Laura,  being the negotiator that brought these two together, was to accompany Brenda and JB to the Pineville Courthouse on wedding day. So Brenda took the auspicious task of taking Laura shopping for new clothes to wear to the wedding. Brenda had no idea that Laura had never worn a slip, either short or full-length, had never worn a pair of store-bought panties, and most certainly had never worn a bra. When this revelation was unveiled in the lingerie department of Montgomery Ward's, Brenda lost it! From that day forth she could never tell the story fully without breaking into hysterical laughter. But I gleaned from bits and pieces that the new store-bought panties and the slip were no problem for Laura. However, the bra was asking a bit too much. My sister had a very loud and exuberant laugh and a personality to match. If the bra situation wasn't enough to cause her laughter to be heard throughout most of downtown Middlesboro the next story Laura told her that same day . . . did.

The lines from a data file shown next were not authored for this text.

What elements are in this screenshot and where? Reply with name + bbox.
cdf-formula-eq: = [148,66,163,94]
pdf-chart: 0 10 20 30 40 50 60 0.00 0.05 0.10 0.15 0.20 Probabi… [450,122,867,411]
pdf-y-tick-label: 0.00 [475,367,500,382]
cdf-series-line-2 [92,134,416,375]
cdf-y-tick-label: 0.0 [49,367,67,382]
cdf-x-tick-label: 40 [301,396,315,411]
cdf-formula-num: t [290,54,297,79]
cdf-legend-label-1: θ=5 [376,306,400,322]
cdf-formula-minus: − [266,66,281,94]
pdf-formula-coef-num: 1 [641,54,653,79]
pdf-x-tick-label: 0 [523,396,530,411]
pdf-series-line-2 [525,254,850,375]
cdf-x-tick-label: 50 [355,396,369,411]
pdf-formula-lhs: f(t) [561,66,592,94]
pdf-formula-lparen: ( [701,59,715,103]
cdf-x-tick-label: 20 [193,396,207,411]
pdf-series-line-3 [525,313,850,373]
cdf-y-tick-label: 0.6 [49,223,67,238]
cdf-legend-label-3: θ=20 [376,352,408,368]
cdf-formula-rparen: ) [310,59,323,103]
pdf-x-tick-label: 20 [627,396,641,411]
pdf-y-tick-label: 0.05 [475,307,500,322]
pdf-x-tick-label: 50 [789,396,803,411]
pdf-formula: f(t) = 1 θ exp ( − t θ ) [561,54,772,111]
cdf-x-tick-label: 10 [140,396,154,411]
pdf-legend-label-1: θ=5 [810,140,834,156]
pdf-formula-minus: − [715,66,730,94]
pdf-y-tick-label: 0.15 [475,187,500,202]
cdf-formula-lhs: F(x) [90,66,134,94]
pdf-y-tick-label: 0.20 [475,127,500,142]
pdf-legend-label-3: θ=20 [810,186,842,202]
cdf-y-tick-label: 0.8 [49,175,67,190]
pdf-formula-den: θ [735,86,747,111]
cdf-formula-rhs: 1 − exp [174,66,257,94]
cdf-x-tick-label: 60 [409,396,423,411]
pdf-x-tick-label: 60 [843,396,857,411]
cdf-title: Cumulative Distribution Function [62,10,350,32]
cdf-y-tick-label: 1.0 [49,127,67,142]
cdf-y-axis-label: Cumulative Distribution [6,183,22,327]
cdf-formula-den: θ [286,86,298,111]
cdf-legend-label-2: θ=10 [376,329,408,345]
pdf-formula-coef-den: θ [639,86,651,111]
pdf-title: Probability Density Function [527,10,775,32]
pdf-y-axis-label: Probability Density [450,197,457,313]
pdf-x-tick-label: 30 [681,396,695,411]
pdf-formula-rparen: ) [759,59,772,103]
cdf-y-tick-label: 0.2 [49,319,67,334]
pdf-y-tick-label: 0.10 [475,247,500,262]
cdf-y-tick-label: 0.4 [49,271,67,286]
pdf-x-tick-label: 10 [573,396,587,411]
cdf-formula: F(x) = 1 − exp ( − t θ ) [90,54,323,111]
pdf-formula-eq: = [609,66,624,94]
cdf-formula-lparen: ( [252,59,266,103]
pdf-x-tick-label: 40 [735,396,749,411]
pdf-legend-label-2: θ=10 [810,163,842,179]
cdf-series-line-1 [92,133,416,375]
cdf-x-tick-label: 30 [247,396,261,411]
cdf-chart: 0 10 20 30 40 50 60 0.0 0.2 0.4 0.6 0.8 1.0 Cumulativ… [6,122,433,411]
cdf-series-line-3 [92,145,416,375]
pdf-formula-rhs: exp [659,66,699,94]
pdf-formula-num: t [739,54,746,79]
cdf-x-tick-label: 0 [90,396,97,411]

It was a warm, clear, cloudless  summer day. Perhaps the summer of 1910. Laura was a young girl.  She was in the yard watching over her many younger siblings as they played. Her mother was inside the house  preparing a meal and her dad was in the cornfield adjacent to the house . At that time in history there was no electricity, no radio, no television, and no one in Laura's family was literate so no one looked at or read a newspaper. Because of this informational deprivation there was no means of them knowing what was going on in the world that existed outside of their Appalachian isolation. They were oblivious to the new inventions that were beginning the modernization of America. 

As the children played in the yard, unsuspecting that their lives were about to change, suddenly they heard a strange sound. One by one the mood of the children changed from jollity to fear.  The grinding sound, of which they had never heard before, was coming from the east from the back side of the hill in front of their house on which the family cemetery was located. They all stopped and listened as the hideous sound grew louder and their fear became inconsolable. 

Suddenly from over the hill above the cemetery came this huge shiny bird with a wingspan that was unbelievable. The sound was deafening. The children ran screaming hysterically to the cellar, under the house, to the barn, and to the mountains not knowing why or from what they were trying to escape. They ran haphazardly in all directions. 

When Laura saw the apparition burst into sight, rigor mortis instantly overtook both her body and mind. As she stood lifeless in a vegetative state she saw her mother run from the house into the yard and, at the same time, saw her dad come running from the cornfield. They were both crying and praying and screaming and shouting and praising God for they knew it was the second coming of Christ and they were in the presence of Jesus himself as he circled above the cemetery separating the dead . . . It was the end of time!